BaseEstimator
A class called BaseEstimator
is at the core of most of XCast’s functionality. It takes two-dimensional estimator classes, as in those of scikit-learn and other python data science packages, and extends them to be able to accommodate four-dimensional gridded climate data, as in xarray.DataArrays
. It broadcasts the methods of the underlying two dimensional estimator across latitude and longitude / gridpoints, working with a separate instance of the estimator at each gridpoint efficiently in parallel. It gives you access to a subset of their methods - namely, .fit
, .predict
, .transform
, and .predict_proba
. (or a subset thereof, if your estimator is more of a transformer than an estimator, like in those in sklearn.decomposition
).
BaseEstimator and its subclasses also accomodates gridpoint-wise hyperparameter tuning, using a home-brewed stochastic depth-first search tuning algorithm. Before fitting an estimator, use the .tune
method to generate a set of optimized parameters, then pass that to your estimator during instantiation. Hyperparameter tuning is VERY slow when you have to broadcast it across gridpoints- so don’t expect results any time soon! For examples, see the XCast github repository.

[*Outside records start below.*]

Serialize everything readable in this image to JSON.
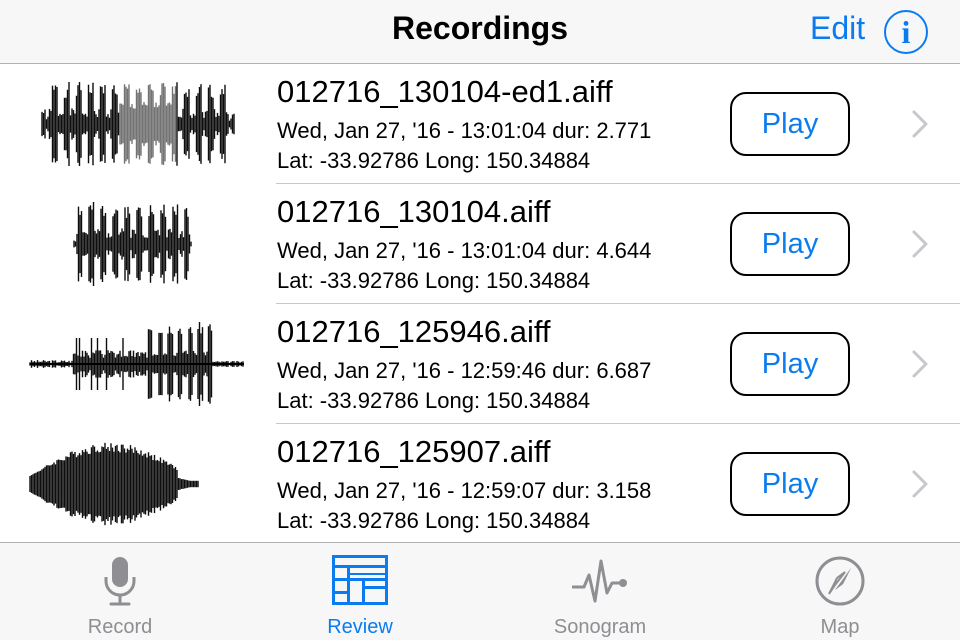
{
  "navbar": {
    "title": "Recordings",
    "edit_label": "Edit",
    "info_glyph": "i"
  },
  "recordings": [
    {
      "filename": "012716_130104-ed1.aiff",
      "datetime_duration": "Wed, Jan 27, '16 - 13:01:04 dur: 2.771",
      "location": "Lat: -33.92786 Long: 150.34884",
      "play_label": "Play",
      "waveform_icon": "waveform-thumbnail"
    },
    {
      "filename": "012716_130104.aiff",
      "datetime_duration": "Wed, Jan 27, '16 - 13:01:04 dur: 4.644",
      "location": "Lat: -33.92786 Long: 150.34884",
      "play_label": "Play",
      "waveform_icon": "waveform-thumbnail"
    },
    {
      "filename": "012716_125946.aiff",
      "datetime_duration": "Wed, Jan 27, '16 - 12:59:46 dur: 6.687",
      "location": "Lat: -33.92786 Long: 150.34884",
      "play_label": "Play",
      "waveform_icon": "waveform-thumbnail"
    },
    {
      "filename": "012716_125907.aiff",
      "datetime_duration": "Wed, Jan 27, '16 - 12:59:07 dur: 3.158",
      "location": "Lat: -33.92786 Long: 150.34884",
      "play_label": "Play",
      "waveform_icon": "waveform-thumbnail"
    }
  ],
  "tabbar": {
    "tabs": [
      {
        "label": "Record",
        "icon": "microphone-icon",
        "active": false
      },
      {
        "label": "Review",
        "icon": "review-list-icon",
        "active": true
      },
      {
        "label": "Sonogram",
        "icon": "sonogram-icon",
        "active": false
      },
      {
        "label": "Map",
        "icon": "compass-icon",
        "active": false
      }
    ]
  },
  "colors": {
    "accent": "#0a7cf0",
    "inactive": "#8e8e93",
    "bar_background": "#f7f7f7",
    "separator": "#c8c7cc"
  }
}
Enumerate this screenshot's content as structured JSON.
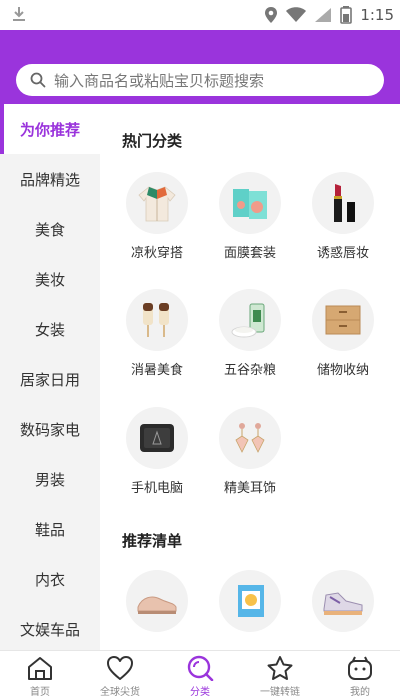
{
  "status_bar": {
    "time": "1:15"
  },
  "search": {
    "placeholder": "输入商品名或粘贴宝贝标题搜索"
  },
  "sidebar": {
    "items": [
      {
        "label": "为你推荐",
        "active": true
      },
      {
        "label": "品牌精选"
      },
      {
        "label": "美食"
      },
      {
        "label": "美妆"
      },
      {
        "label": "女装"
      },
      {
        "label": "居家日用"
      },
      {
        "label": "数码家电"
      },
      {
        "label": "男装"
      },
      {
        "label": "鞋品"
      },
      {
        "label": "内衣"
      },
      {
        "label": "文娱车品"
      }
    ]
  },
  "main": {
    "hot_title": "热门分类",
    "hot_categories": [
      {
        "label": "凉秋穿搭",
        "icon": "jacket-icon"
      },
      {
        "label": "面膜套装",
        "icon": "face-mask-box-icon"
      },
      {
        "label": "诱惑唇妆",
        "icon": "lipstick-icon"
      },
      {
        "label": "消暑美食",
        "icon": "popsicle-icon"
      },
      {
        "label": "五谷杂粮",
        "icon": "rice-bag-icon"
      },
      {
        "label": "储物收纳",
        "icon": "drawer-icon"
      },
      {
        "label": "手机电脑",
        "icon": "phone-icon"
      },
      {
        "label": "精美耳饰",
        "icon": "earrings-icon"
      }
    ],
    "rec_title": "推荐清单",
    "rec_items": [
      {
        "icon": "loafer-shoe-icon"
      },
      {
        "icon": "mask-pack-icon"
      },
      {
        "icon": "sneaker-icon"
      }
    ]
  },
  "bottom_nav": {
    "items": [
      {
        "label": "首页",
        "icon": "home-icon"
      },
      {
        "label": "全球尖货",
        "icon": "heart-icon"
      },
      {
        "label": "分类",
        "icon": "search-category-icon",
        "active": true
      },
      {
        "label": "一键转链",
        "icon": "star-icon"
      },
      {
        "label": "我的",
        "icon": "profile-icon"
      }
    ]
  },
  "colors": {
    "accent": "#9a34dc",
    "sidebar_bg": "#f3f3f3"
  }
}
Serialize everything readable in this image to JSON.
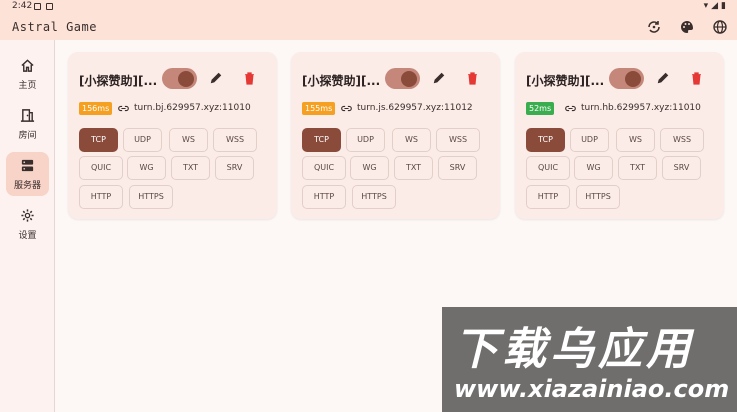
{
  "status_bar": {
    "time": "2:42"
  },
  "app": {
    "title": "Astral Game"
  },
  "sidebar": {
    "items": [
      {
        "label": "主页",
        "icon": "home-icon"
      },
      {
        "label": "房间",
        "icon": "room-icon"
      },
      {
        "label": "服务器",
        "icon": "server-icon",
        "active": true
      },
      {
        "label": "设置",
        "icon": "gear-icon"
      }
    ]
  },
  "servers": [
    {
      "name": "[小探赞助][...",
      "enabled": true,
      "latency": "156ms",
      "latency_color": "#f5a020",
      "address": "turn.bj.629957.xyz:11010",
      "protocols": [
        "TCP",
        "UDP",
        "WS",
        "WSS",
        "QUIC",
        "WG",
        "TXT",
        "SRV",
        "HTTP",
        "HTTPS"
      ],
      "selected_protocol": "TCP"
    },
    {
      "name": "[小探赞助][...",
      "enabled": true,
      "latency": "155ms",
      "latency_color": "#f5a020",
      "address": "turn.js.629957.xyz:11012",
      "protocols": [
        "TCP",
        "UDP",
        "WS",
        "WSS",
        "QUIC",
        "WG",
        "TXT",
        "SRV",
        "HTTP",
        "HTTPS"
      ],
      "selected_protocol": "TCP"
    },
    {
      "name": "[小探赞助][...",
      "enabled": true,
      "latency": "52ms",
      "latency_color": "#3aad4f",
      "address": "turn.hb.629957.xyz:11010",
      "protocols": [
        "TCP",
        "UDP",
        "WS",
        "WSS",
        "QUIC",
        "WG",
        "TXT",
        "SRV",
        "HTTP",
        "HTTPS"
      ],
      "selected_protocol": "TCP"
    }
  ],
  "watermark": {
    "line1": "下载乌应用",
    "line2": "www.xiazainiao.com"
  },
  "colors": {
    "accent": "#8a4b3b",
    "appbar": "#fde2d8",
    "delete": "#e53935"
  }
}
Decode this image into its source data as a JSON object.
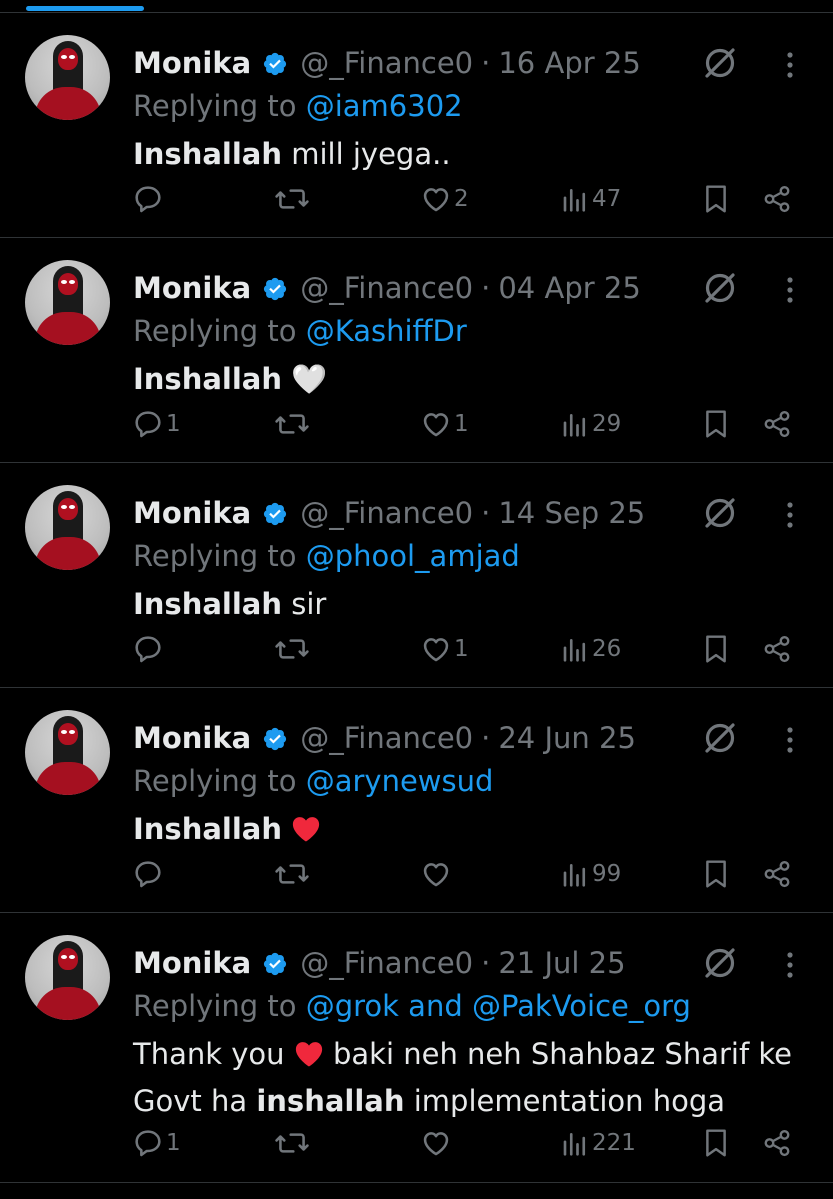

XCast obviously doesn’t implement every possible estimator in the world - in fact the options are limited to only a small subset of methods so we can better support them. However, it is pretty easy to implement new XCast-style estimators by subclassing BaseEstimator:
import xcast as xc
from sklearn.linear_model import ElasticNet
class XCElasticNet(xc.BaseEstimator):
def __init__(self, **kwargs):
super().__init__(**kwargs)
self.model_type = ElasticNet
You’ll then be able to use XCElasticNet.fit, and the other sklearn.linear_model.ElasticNet class methods (out of .fit, .predict, .transform, and .predict_proba) as XCast-style functions. See all of the things implemented with BaseEstimator in the table below:
2D Estimator | XCast-Style Estimator | Deterministic Forecasts? | Tercile Probability Forecasts? | Non-Exceedance Forecasts? |
---|---|---|---|---|
xcast.linear_regression | xcast.MLR | YES | YES | YES |
xcast.multivariate_extended_logistic_regression | xcast.MELR | NO | YES | YES |
xcast.extended_logistic_regression | xcast.ELR | NO | YES | YES |
xcast.extreme_learning_machine | xcast.ELM | YES | YES | NO |
xcast.epoelm | xcast.EPOELM | YES | YES | YES |
xcast.quantile_regression_forest | xcast.QRF | YES | YES | YES |
For the sake of completeness, here is a list of all of the other currently implemented XCast estimators (as of v1.0.0) that are not subclasses of BaseEstimator
Method | XCast-Style Estimator | Deterministic Forecasts? | Tercile Probability Forecasts? | Non-Exceedance Forecasts? |
---|---|---|---|---|
Ensemble Mean / Member Count | xcast.Ensemble | YES | YES | NO |
Anomaly Correlation / Probability Anomaly Correlation | xcast.ACPAC | YES | YES | NO |
Canonical Correlation Analysis | xcast.CCA | YES | YES | YES |
Principal Components Regression | xcast.PCR | YES | YES | YES |
NOTE: In estimators where non-exceedance forecasts are available, pass the quantile
keyword to indicate the percentile-based non-exceedance threshold you want the non-exceedance probability of.